Два очень крупных российских бизнесмена в 2002 году ненавидели друг друга так, что у них шла большая война. Оба через нас покупали два разных актива в одной и той же отрасли, и они знали о действиях друг друга. И я тогда сказал, что это самое большое достижение: мы не воспринимались как группа Лужкова или группа Чубайса, мы воспринимались как независимый инвестиционный банк. И два человека, которые ненавидят друг друга, готовы работать через нас, и это будет нормально, не вызовет никаких проблем. Я считаю, если говорить об успехе «Тройки» — вот это, например, успех.
Я всегда говорил: ключевое преимущество «Тройки» в том, что ни один чиновник не может сказать, что это его карманная компания, будь это Чемезов, Чубайс, Греф, Якунин, Дмитриев, и дальше можно по списку идти. Они друг друга ненавидели, ругались, а мы со всеми ними работали, общались и делали то, что могли в том объеме, который требовался. В этом смысле важна была такая равноудаленность.
ТРОЙКА 1997 - 2008
Есть две очень страшные вещи: первая — когда ты насчитываешь прибыли больше, чем у тебя есть, вторая — когда ты не можешь остановиться на стоп-лосс. Это одна из самых больших сложностей. Очень мало кто имеет стоп-лосс, когда фиксируешь потерю и говоришь: «Дальше я не спускаюсь». Это две большие проблемы, которые существуют в головах людей.

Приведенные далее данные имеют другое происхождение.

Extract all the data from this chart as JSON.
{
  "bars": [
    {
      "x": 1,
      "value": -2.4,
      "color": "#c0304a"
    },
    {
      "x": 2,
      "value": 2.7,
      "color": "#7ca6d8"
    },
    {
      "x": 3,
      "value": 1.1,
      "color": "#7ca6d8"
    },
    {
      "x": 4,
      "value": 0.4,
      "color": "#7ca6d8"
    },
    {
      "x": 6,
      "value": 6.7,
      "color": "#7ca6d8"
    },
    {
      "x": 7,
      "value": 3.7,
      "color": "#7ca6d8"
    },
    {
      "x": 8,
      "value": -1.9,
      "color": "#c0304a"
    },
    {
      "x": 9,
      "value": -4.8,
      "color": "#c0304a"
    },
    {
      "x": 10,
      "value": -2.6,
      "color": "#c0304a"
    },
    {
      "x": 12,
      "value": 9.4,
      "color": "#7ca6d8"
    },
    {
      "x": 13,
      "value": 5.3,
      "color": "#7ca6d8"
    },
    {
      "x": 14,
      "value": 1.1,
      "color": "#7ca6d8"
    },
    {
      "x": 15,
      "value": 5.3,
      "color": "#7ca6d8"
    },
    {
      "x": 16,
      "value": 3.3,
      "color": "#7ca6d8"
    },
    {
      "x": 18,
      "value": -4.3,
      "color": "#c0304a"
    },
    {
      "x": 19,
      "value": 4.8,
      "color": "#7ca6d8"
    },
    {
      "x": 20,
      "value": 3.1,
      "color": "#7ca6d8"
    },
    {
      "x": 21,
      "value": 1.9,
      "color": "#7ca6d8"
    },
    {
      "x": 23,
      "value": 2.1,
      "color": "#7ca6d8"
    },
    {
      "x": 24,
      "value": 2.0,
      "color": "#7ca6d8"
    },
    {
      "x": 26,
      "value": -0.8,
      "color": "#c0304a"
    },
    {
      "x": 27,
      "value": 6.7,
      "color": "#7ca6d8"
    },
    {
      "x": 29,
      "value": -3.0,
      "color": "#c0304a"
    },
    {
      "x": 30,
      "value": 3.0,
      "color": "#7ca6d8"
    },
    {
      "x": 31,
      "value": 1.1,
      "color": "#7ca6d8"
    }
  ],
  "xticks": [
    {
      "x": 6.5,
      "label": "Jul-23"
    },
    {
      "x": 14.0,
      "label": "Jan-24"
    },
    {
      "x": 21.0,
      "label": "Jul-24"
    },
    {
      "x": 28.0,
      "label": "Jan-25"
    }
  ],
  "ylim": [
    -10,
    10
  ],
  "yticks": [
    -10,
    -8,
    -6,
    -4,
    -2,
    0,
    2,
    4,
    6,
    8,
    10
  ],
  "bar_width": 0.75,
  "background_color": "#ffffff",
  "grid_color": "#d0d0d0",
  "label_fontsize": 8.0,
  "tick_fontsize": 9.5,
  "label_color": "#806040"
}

[речь о 1997 году, когда владелец Тройки Питер Дерби продавал компанию и менеджменту было дано право решить кто ее купит – прим АМ] У нас был DLJ, и мы голосовали, что будет лучше для себя лично и что лучше для компании. И помнишь, как проголосовали люди: в основном лучше для них — это сделать сделку с DLJ, а лучше для компании — остаться российской и Банк Москвы…

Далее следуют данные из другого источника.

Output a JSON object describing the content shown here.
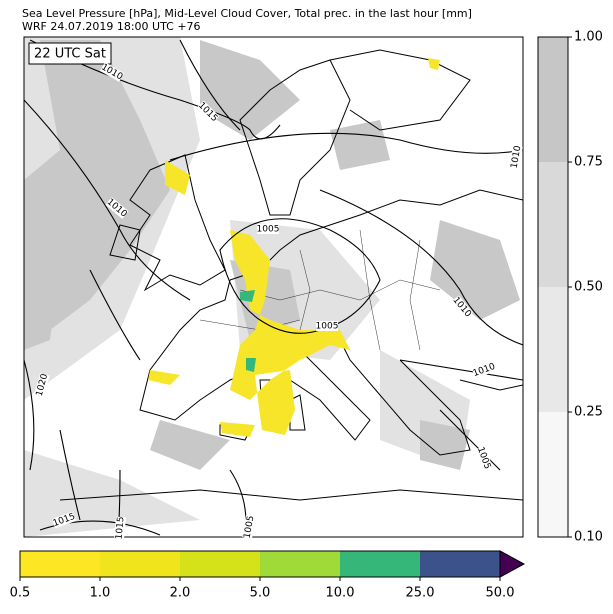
{
  "header": {
    "title": "Sea Level Pressure [hPa], Mid-Level Cloud Cover, Total prec. in the last hour [mm]",
    "subtitle": "WRF 24.07.2019 18:00 UTC +76"
  },
  "map": {
    "time_label": "22 UTC Sat",
    "isobar_labels": [
      "1010",
      "1015",
      "1010",
      "1010",
      "1005",
      "1010",
      "1005",
      "1010",
      "1020",
      "1005",
      "1015",
      "1015",
      "1005"
    ]
  },
  "cloud_colorbar": {
    "ticks": [
      "0.10",
      "0.25",
      "0.50",
      "0.75",
      "1.00"
    ],
    "colors": [
      "#f7f7f7",
      "#e8e8e8",
      "#d9d9d9",
      "#c6c6c6"
    ]
  },
  "precip_colorbar": {
    "ticks": [
      "0.5",
      "1.0",
      "2.0",
      "5.0",
      "10.0",
      "25.0",
      "50.0"
    ],
    "colors": [
      "#fde725",
      "#f0e51c",
      "#d5e21a",
      "#a0da39",
      "#35b779",
      "#3b528b"
    ],
    "extend_color": "#440154"
  }
}
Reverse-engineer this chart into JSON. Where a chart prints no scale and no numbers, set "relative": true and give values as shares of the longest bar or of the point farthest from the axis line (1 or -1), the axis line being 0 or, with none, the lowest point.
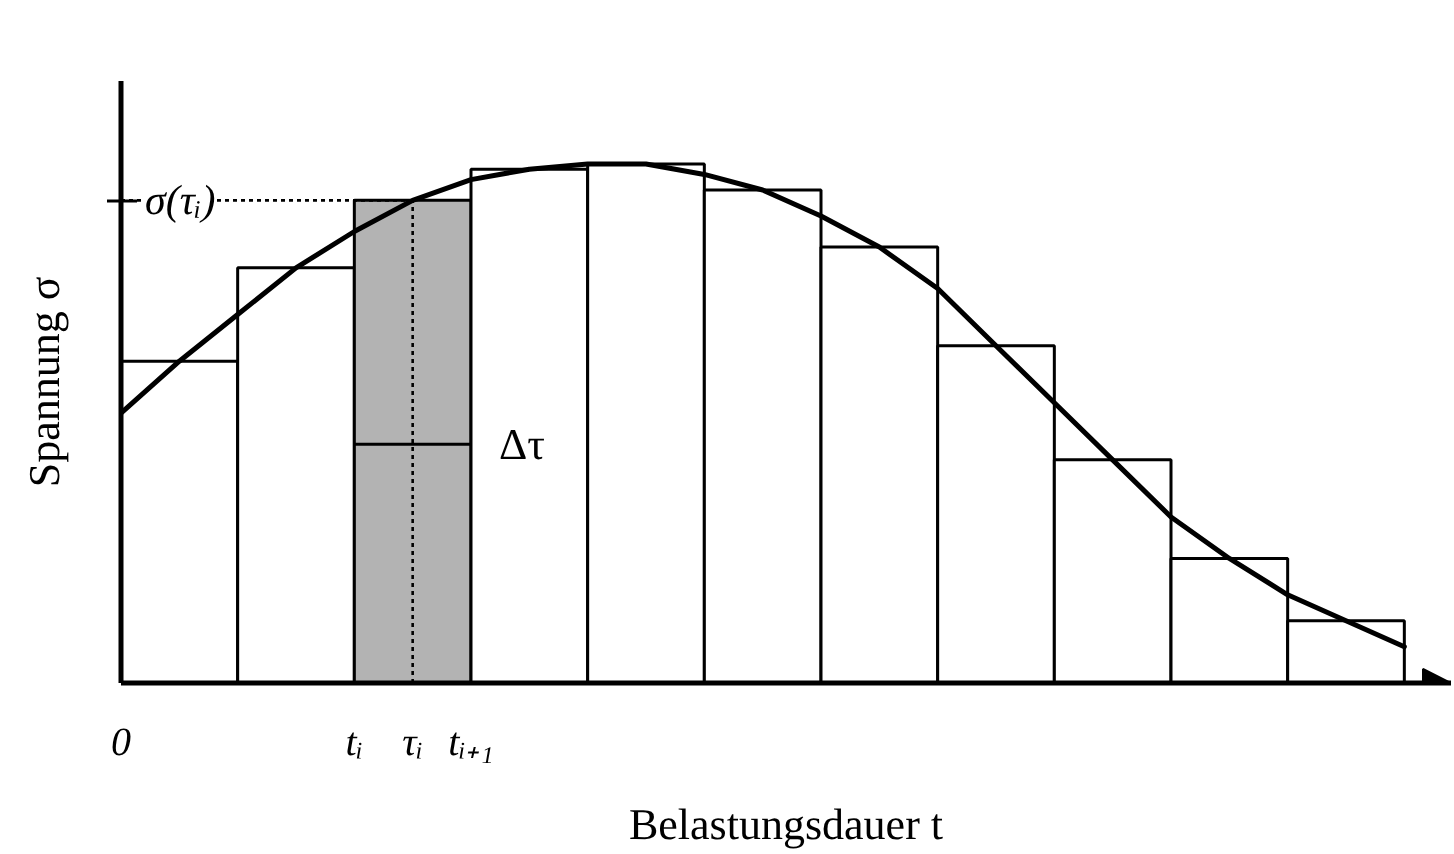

[когда JPMorgan хотел купить «Тройку» в 2007 году Рубен принял единоличное решение не продавать – прим АМ]. Это не ошибка. Это было осознанное решение. В январе 2008 года мы должны были уже подписать сделку, все было проговорено. И я не спал всю ночь. Я сказал Веронике: «Знаешь, Вероника, какое-то странное у меня ощущение. Я понимаю, что надвигается кризис, уж слишком все перегрето». И это была уникальная сделка. Мне предлагали не только фантастическую цену, но еще и должность в европейском JPMorgan. Для любого банкира это мечта, потому что это лучший банк. Я с большим уважением отношусь к JPMorgan и Джейми Даймону, и ко всей команде. Они все стали очень близкими мне людьми. То есть у нас были очень теплые, хорошие отношения. Не было никаких сомнений, что это будет очень хорошая сделка. Тем более JPMorgan был для нас очень большим обслуживающим банком. В общем, с любой точки зрения это была очень хорошая сделка для меня лично, для команды, для всех.

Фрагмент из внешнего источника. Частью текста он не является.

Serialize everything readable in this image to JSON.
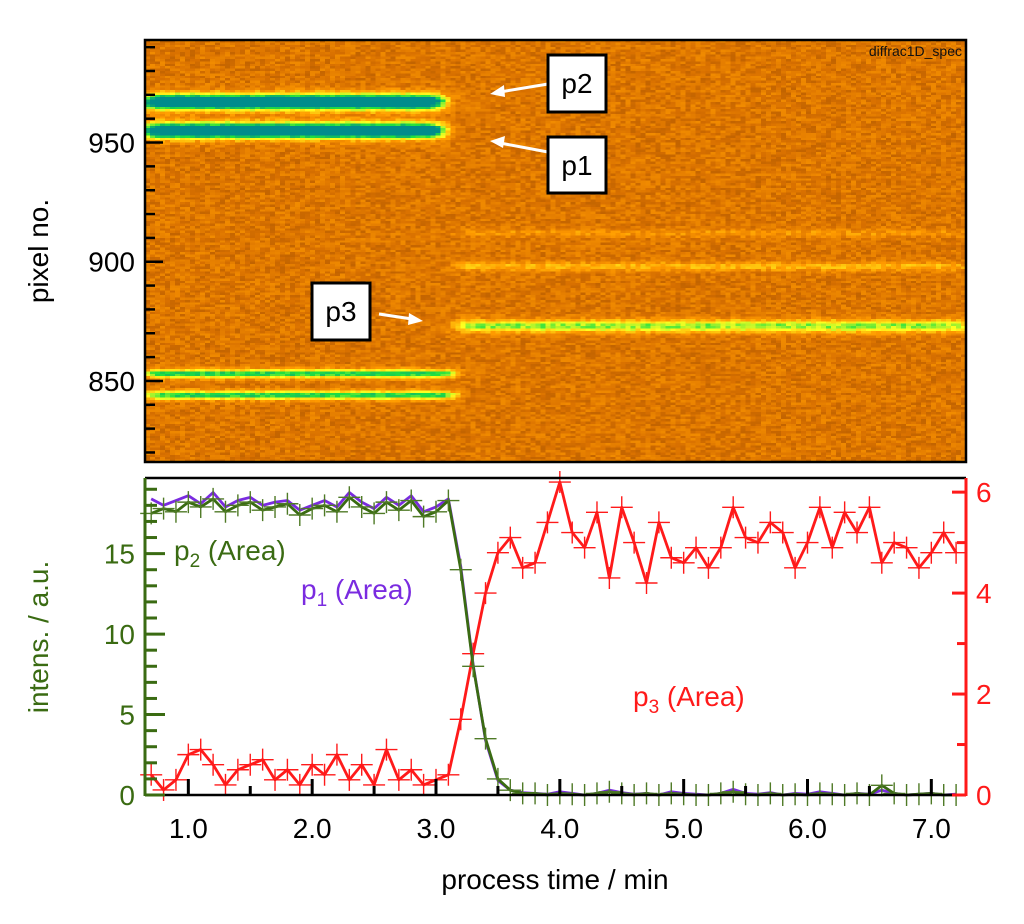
{
  "chart_data": [
    {
      "type": "heatmap",
      "watermark": "diffrac1D_spec",
      "ylabel": "pixel no.",
      "xlim": [
        0.65,
        7.28
      ],
      "ylim": [
        816,
        993
      ],
      "yticks": [
        850,
        900,
        950
      ],
      "colormap": [
        "#5e2c00",
        "#d87000",
        "#ff9a00",
        "#ffff20",
        "#20e040",
        "#008c8c"
      ],
      "bands": [
        {
          "pixel": 967,
          "width": 3.2,
          "amp": 1.0,
          "t_start": 0.65,
          "t_end": 3.05
        },
        {
          "pixel": 955,
          "width": 3.2,
          "amp": 1.0,
          "t_start": 0.65,
          "t_end": 3.05
        },
        {
          "pixel": 853,
          "width": 1.8,
          "amp": 0.55,
          "t_start": 0.65,
          "t_end": 3.15
        },
        {
          "pixel": 844,
          "width": 1.8,
          "amp": 0.55,
          "t_start": 0.65,
          "t_end": 3.15
        },
        {
          "pixel": 873,
          "width": 2.5,
          "amp": 0.42,
          "t_start": 3.15,
          "t_end": 7.28
        },
        {
          "pixel": 898,
          "width": 1.8,
          "amp": 0.18,
          "t_start": 3.15,
          "t_end": 7.28
        },
        {
          "pixel": 912,
          "width": 1.6,
          "amp": 0.1,
          "t_start": 3.15,
          "t_end": 7.28
        }
      ],
      "annotations": [
        {
          "label": "p2"
        },
        {
          "label": "p1"
        },
        {
          "label": "p3"
        }
      ]
    },
    {
      "type": "line",
      "xlabel": "process time / min",
      "ylabel_left": "intens. / a.u.",
      "xlim": [
        0.65,
        7.28
      ],
      "ylim_left": [
        0,
        19.7
      ],
      "ylim_right": [
        0,
        6.28
      ],
      "xticks": [
        "1.0",
        "2.0",
        "3.0",
        "4.0",
        "5.0",
        "6.0",
        "7.0"
      ],
      "yticks_left": [
        "0",
        "5",
        "10",
        "15"
      ],
      "yticks_right": [
        "0",
        "2",
        "4",
        "6"
      ],
      "grid": false,
      "x": [
        0.7,
        0.8,
        0.9,
        1.0,
        1.1,
        1.2,
        1.3,
        1.4,
        1.5,
        1.6,
        1.7,
        1.8,
        1.9,
        2.0,
        2.1,
        2.2,
        2.3,
        2.4,
        2.5,
        2.6,
        2.7,
        2.8,
        2.9,
        3.0,
        3.1,
        3.2,
        3.3,
        3.4,
        3.5,
        3.6,
        3.7,
        3.8,
        3.9,
        4.0,
        4.1,
        4.2,
        4.3,
        4.4,
        4.5,
        4.6,
        4.7,
        4.8,
        4.9,
        5.0,
        5.1,
        5.2,
        5.3,
        5.4,
        5.5,
        5.6,
        5.7,
        5.8,
        5.9,
        6.0,
        6.1,
        6.2,
        6.3,
        6.4,
        6.5,
        6.6,
        6.7,
        6.8,
        6.9,
        7.0,
        7.1,
        7.2
      ],
      "series": [
        {
          "name": "p1 (Area)",
          "label_main": "p",
          "label_sub": "1",
          "label_rest": " (Area)",
          "axis": "left",
          "color": "#7a2be0",
          "markers": false,
          "values": [
            18.4,
            18.0,
            18.3,
            18.6,
            18.1,
            18.8,
            17.9,
            18.3,
            18.5,
            18.0,
            18.2,
            18.3,
            17.7,
            18.0,
            18.3,
            17.9,
            18.8,
            18.2,
            17.8,
            18.5,
            18.0,
            18.6,
            17.6,
            17.9,
            18.4,
            14.2,
            8.1,
            3.4,
            0.9,
            0.3,
            0.15,
            0.1,
            0.05,
            0.2,
            0.1,
            0.0,
            0.1,
            0.3,
            0.15,
            0.05,
            0.1,
            0.0,
            0.2,
            0.1,
            0.05,
            0.0,
            0.1,
            0.35,
            0.1,
            0.05,
            0.15,
            0.0,
            0.1,
            0.05,
            0.2,
            0.1,
            0.0,
            0.1,
            0.05,
            0.3,
            0.1,
            0.0,
            0.05,
            0.1,
            0.0,
            0.05
          ]
        },
        {
          "name": "p2 (Area)",
          "label_main": "p",
          "label_sub": "2",
          "label_rest": " (Area)",
          "axis": "left",
          "color": "#3a6b12",
          "markers": true,
          "values": [
            17.5,
            17.8,
            17.6,
            18.2,
            17.9,
            18.4,
            17.6,
            18.0,
            18.2,
            17.7,
            17.9,
            18.1,
            17.4,
            17.8,
            18.0,
            17.6,
            18.5,
            17.9,
            17.5,
            18.2,
            17.7,
            18.3,
            17.3,
            17.6,
            18.3,
            14.0,
            8.0,
            3.5,
            1.0,
            0.3,
            0.1,
            0.1,
            0.0,
            0.1,
            0.05,
            0.0,
            0.1,
            0.2,
            0.1,
            0.0,
            0.1,
            0.0,
            0.1,
            0.05,
            0.0,
            0.0,
            0.1,
            0.2,
            0.05,
            0.0,
            0.1,
            0.0,
            0.05,
            0.0,
            0.1,
            0.05,
            0.0,
            0.1,
            0.0,
            0.6,
            0.1,
            0.0,
            0.05,
            0.1,
            0.0,
            0.0
          ]
        },
        {
          "name": "p3 (Area)",
          "label_main": "p",
          "label_sub": "3",
          "label_rest": " (Area)",
          "axis": "right",
          "color": "#ff1a1a",
          "markers": true,
          "values": [
            0.4,
            0.1,
            0.3,
            0.8,
            0.9,
            0.6,
            0.2,
            0.5,
            0.6,
            0.7,
            0.3,
            0.5,
            0.2,
            0.6,
            0.4,
            0.8,
            0.3,
            0.6,
            0.2,
            0.9,
            0.3,
            0.5,
            0.2,
            0.3,
            0.4,
            1.5,
            2.8,
            4.0,
            4.8,
            5.1,
            4.5,
            4.6,
            5.4,
            6.2,
            5.2,
            4.9,
            5.6,
            4.3,
            5.7,
            5.0,
            4.2,
            5.4,
            4.7,
            4.6,
            4.9,
            4.5,
            4.9,
            5.7,
            5.1,
            5.0,
            5.4,
            5.2,
            4.5,
            5.0,
            5.7,
            4.9,
            5.6,
            5.2,
            5.7,
            4.6,
            5.0,
            4.9,
            4.5,
            4.8,
            5.2,
            4.8
          ]
        }
      ]
    }
  ]
}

Мы начали строить партнерство в 2004 году, когда мы выкупили все. И вот первое предложение — и мы сразу продаем. Мы даже не попытались создать инвестиционный банк для России. Я честно говорю: шансов было 5% на 95%, что получится построить российский инвестиционный банк, который сможет конкурировать глобально с мировыми банками. Слишком разные весовые категории. Но Россия — большая страна. Нам нужно иметь собственный банк. Не могут быть в такой стране только американские и европейские инвестиционные банки. И я сказал: «Я говорю откровенно, 5% на 95%, что у нас получится. Но если вдруг я пойму через 5 лет, что был шанс и я упустил его… Я не знаю, какая у меня будет болезнь – рак или что, но я точно не смогу это пережить».
И потом, когда случился кризис, не было ощущения, что это ошибка, потому что я осознанно принял это решение, понимая risk adjustment. То есть я понимал уровень риска, на который шел. Ну, окей, реализовался 95-процентный сценарий. Значит, я это сделал осознанно. Поэтому, когда мне говорят: «Не жалко?», я всегда отвечаю: «Нет, потому что это было осознанное решение». И это очень важно, потому что мы много делаем ошибок в своей жизни. Но бывают ошибки, о которых ты потом жалеешь, потому что ты не подумал, не рассчитал. А бывают ошибки, когда ты говоришь себе: «Я взял на себя риск, не получилось. Ну, окей. Мужик!»
Одна из причин продажи «Тройки Диалог» [в 2009 году Тройка была продана Сбербанку за сумму существенно меньше того что предлагал JPMorgan; это означало конец идеи инвестбанка для России – прим АМ] в том, что мы увидели: не важно, хороший ты или плохой — главное, кто последний умрет. А когда одному из банков дали $12 млрд поддержки, чтобы спасти его валютную позицию, я понял, что, в общем, с этим сложно конкурировать. Потому что это неважно, насколько ты хорош. Ты не можешь контролировать ситуацию, когда один банк получает $12 млрд на закрытие валютный дырки, а другой должен работать на рыночных условиях.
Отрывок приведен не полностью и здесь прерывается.